The planning of civil engineering infrastructures and the exploitation of mineral resources in lithologically and structurally heterogeneous carbonate-dominated rock assemblages should take into account associated complex karst structures as potential geohazards. A recent study on the Paleocene-Eocene sedimentary succession outstandingly exposed in the Anhovo quarry (Outer NW Dinarides, Slovenia) points out the occurrence of paleokarst structures that are the result of localised dissolution processes along phreatic channels.

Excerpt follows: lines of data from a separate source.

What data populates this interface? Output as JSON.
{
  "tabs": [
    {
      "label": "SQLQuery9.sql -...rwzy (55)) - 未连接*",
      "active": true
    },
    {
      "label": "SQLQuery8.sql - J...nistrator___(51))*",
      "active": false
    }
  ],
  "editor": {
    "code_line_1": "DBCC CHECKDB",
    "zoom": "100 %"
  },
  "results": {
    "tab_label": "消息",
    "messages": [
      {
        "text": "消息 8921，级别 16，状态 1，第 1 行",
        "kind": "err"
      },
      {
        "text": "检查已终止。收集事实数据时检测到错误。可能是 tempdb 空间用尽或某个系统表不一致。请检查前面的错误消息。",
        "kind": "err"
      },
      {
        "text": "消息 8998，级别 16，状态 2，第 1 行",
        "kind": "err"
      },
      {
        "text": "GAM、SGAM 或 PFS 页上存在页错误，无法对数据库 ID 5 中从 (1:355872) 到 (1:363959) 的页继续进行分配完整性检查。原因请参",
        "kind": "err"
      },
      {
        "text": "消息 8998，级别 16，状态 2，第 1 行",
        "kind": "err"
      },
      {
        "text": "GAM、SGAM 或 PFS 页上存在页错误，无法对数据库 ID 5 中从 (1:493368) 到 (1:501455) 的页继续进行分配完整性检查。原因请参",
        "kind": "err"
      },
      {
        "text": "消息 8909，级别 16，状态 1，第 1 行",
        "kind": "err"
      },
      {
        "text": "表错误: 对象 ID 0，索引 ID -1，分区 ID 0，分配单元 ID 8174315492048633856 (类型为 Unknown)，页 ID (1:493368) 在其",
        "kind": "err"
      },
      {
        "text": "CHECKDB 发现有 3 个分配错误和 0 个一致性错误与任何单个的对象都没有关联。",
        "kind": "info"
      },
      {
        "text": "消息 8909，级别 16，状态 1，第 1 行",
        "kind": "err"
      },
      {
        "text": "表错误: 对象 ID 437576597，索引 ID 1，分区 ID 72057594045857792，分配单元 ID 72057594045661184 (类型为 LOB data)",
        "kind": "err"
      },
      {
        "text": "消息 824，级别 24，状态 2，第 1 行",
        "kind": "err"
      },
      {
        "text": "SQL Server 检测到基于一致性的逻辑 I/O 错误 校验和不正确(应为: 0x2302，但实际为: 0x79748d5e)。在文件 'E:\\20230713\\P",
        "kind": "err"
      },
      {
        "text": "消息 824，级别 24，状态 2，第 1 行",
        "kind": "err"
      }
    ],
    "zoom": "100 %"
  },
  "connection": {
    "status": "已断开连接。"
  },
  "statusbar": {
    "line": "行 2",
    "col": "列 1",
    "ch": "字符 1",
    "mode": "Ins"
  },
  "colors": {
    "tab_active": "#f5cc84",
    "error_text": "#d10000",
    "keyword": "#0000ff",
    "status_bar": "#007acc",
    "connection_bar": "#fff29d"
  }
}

These fluid flow pathways follow the directional anisotropy provided by a complex network of lithological matrix/clasts contacts in a matrix-rich depositional unit of ancient, large-scale submarine landslides (mass transport deposits; MTDs), which is in turn originated by specific sedimentary and post-sedimentary processes. Among primary sedimentary processes, down-slope gravitational transport favoured the lithological disaggregation and mixing of slide blocks and clasts into a marly-silty matrix, which later played an important role in controlling subsequent diagenetic processes on such exhumed MTDs. In this framework, groundwater flow followed different lithological and structural contacts, and block/clast boundaries, allowing the formation of contact karst structures, consequently providing favourable conditions for the formation of geomechanical labile systems in heterogeneous lithological units. The complex “worm-like” network of such phreatic channels, with certain anatomical features defined by the shape and orientation of structures and slide block/clast contacts, represents a zone potentially prone to gravitational collapse. The presented results suggest that the correct interpretation of synsedimentary structures, backed up by e.g. georeferencing of the contacts and the orientation of the slide blocks axes, allows us to identify or predict potential geomechanically weak areas of the quarry slopes where landslides could well be activated, and thereby contributes to better, more efficient decision-making on issues related tosafe mining and/or civil engineering practices.